Gold prices rose on Thursday as the Federal Reserve left interest rates unchanged, with XAU/USD trading at $3,296, a 0.61% increase. The stability of the US Dollar, buoyed by positive economic data, contributed to market dynamics.

The Fed chose to maintain the fed funds rate at 4.25%-4.50%, with a 9-2 vote, while Fed Chair Jerome Powell noted a cautious approach regarding future policy changes. Economic indicators, such as a rise in the core Personal Consumption Expenditures (PCE) Price Index and decreasing unemployment claims, suggest stable employment and inflation trends.

Trade Developments And Gold

The US and Mexico extended a 90-day tariff agreement, and a deal with South Korea reduced trade tensions. Gold prices seem oversold post-Fed decision, causing increased buying near July lows, with traders eyeing the upcoming Nonfarm Payroll data.

Falling US Treasury yields have supported gold prices, alongside a slight rise in the US Dollar Index. US jobless claims decreased to 218K, and PCE inflation metrics were slightly higher than expected, reflecting economic resilience.

The Fed’s recent policy statement described economic activity as moderating, with GDP growth surpassing expectations despite slowed consumer spending. Gold prices are expected to stabilise, with potential moves influenced by technical resistance levels.

Central banks, the largest holders of Gold, increased reserves significantly in 2022. Gold prices are inversely related to the US Dollar and treasury yields, with geopolitical instability often boosting its safe-haven appeal. Moves in the gold market also hinge on interest rates and Dollar value, impacting its role as a hedge against currency depreciation and inflation.

With the Federal Reserve holding interest rates steady yesterday, the pressure of further hikes on gold has lifted for now. This pause has sent US 10-year Treasury yields below the key 4.0% level, making non-yielding gold more attractive to hold. We see this as a pivotal shift in the market environment, supporting higher prices in the near term.

Economic Data And Market Reactions

This morning’s Nonfarm Payrolls report showed the economy added 155,000 jobs, missing expectations of 180,000. This weaker data confirms the economic cooling the Fed noted and significantly lowers the chance of any future rate hikes. For derivatives, this likely means less downside risk and more potential for upward moves in the coming weeks.

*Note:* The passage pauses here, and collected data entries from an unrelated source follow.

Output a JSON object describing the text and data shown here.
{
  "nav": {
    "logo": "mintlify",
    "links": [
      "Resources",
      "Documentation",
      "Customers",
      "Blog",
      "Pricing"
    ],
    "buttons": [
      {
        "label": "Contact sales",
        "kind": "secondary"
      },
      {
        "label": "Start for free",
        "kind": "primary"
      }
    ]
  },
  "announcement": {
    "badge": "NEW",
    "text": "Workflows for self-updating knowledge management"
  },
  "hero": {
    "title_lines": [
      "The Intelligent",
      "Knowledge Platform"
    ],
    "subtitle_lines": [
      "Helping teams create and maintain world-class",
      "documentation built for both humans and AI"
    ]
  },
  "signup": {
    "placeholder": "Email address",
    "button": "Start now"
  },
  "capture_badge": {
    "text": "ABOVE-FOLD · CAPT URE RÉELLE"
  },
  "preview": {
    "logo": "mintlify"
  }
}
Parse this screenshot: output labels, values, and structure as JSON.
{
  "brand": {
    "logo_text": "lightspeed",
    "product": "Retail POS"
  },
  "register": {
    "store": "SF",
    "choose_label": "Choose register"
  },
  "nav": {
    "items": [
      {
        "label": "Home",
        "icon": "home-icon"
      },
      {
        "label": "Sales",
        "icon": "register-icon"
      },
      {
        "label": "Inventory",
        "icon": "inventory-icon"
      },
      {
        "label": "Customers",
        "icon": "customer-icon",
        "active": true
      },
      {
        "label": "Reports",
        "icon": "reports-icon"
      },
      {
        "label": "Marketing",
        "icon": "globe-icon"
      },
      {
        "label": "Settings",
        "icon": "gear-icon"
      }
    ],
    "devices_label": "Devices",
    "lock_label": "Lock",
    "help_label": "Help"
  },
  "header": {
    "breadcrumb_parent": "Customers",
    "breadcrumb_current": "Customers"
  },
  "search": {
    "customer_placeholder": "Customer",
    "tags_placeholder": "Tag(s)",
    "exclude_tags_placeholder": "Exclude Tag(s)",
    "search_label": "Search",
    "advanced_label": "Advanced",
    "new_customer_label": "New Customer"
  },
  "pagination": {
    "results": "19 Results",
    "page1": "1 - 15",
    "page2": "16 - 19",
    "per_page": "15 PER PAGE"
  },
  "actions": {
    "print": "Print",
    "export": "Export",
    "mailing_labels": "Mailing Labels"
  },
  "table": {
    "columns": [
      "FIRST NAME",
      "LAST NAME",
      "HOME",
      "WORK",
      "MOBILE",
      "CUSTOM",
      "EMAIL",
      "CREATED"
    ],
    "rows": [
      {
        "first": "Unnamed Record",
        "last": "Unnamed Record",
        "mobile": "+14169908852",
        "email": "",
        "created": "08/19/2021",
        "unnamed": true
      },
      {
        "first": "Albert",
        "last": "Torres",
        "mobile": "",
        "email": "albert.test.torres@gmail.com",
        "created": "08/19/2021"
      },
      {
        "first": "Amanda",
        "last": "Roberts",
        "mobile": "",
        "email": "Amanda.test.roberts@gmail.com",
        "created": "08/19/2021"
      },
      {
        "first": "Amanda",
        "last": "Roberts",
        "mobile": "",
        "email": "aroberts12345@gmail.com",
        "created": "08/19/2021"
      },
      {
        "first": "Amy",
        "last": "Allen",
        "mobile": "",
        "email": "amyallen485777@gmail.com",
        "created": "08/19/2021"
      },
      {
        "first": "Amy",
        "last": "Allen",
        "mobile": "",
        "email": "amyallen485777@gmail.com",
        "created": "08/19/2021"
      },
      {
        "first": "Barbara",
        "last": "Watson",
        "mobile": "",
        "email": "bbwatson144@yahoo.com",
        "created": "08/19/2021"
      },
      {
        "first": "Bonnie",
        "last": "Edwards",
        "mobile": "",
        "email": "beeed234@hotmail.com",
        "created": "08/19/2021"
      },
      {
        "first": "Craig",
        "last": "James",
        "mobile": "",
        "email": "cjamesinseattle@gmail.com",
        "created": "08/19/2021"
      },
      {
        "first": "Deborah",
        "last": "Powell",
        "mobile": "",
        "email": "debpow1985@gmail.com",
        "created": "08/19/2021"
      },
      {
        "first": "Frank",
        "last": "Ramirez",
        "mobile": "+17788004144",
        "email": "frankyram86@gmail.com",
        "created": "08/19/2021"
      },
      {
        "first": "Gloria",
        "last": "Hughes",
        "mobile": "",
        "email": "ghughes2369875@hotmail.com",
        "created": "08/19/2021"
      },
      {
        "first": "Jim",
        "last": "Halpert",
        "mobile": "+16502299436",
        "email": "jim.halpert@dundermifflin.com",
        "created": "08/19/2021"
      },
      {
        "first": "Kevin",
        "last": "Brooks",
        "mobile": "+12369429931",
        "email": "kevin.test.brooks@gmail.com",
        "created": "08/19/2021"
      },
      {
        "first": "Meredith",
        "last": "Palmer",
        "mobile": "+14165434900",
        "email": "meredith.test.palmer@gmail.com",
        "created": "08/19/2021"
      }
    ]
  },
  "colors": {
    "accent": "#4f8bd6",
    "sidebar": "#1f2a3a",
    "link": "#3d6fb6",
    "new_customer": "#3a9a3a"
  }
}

We are observing a spike in demand for call options, particularly for September and December contracts, signaling bullish sentiment. Given that prices successfully bounced from the July lows around $3,250, traders see a solid technical floor. This suggests that buying calls or bull call spreads could be a favored strategy to capture potential upside while managing risk.

Looking back, the massive central bank gold purchases seen in 2022 were not a one-off event. World Gold Council data shows this trend of strong official sector buying continued robustly through 2023 and 2024, providing a strong fundamental price support. This steady demand from the largest players limits how far prices are likely to fall on any pullback.

This situation feels similar to the Fed’s policy pause back in 2018, which preceded a major gold rally that lasted into 2020. Historically, when the Fed stops hiking while the economy is still growing, it creates a very positive environment for gold. We may be entering a similar period now, where the market begins pricing in eventual rate cuts long before they happen.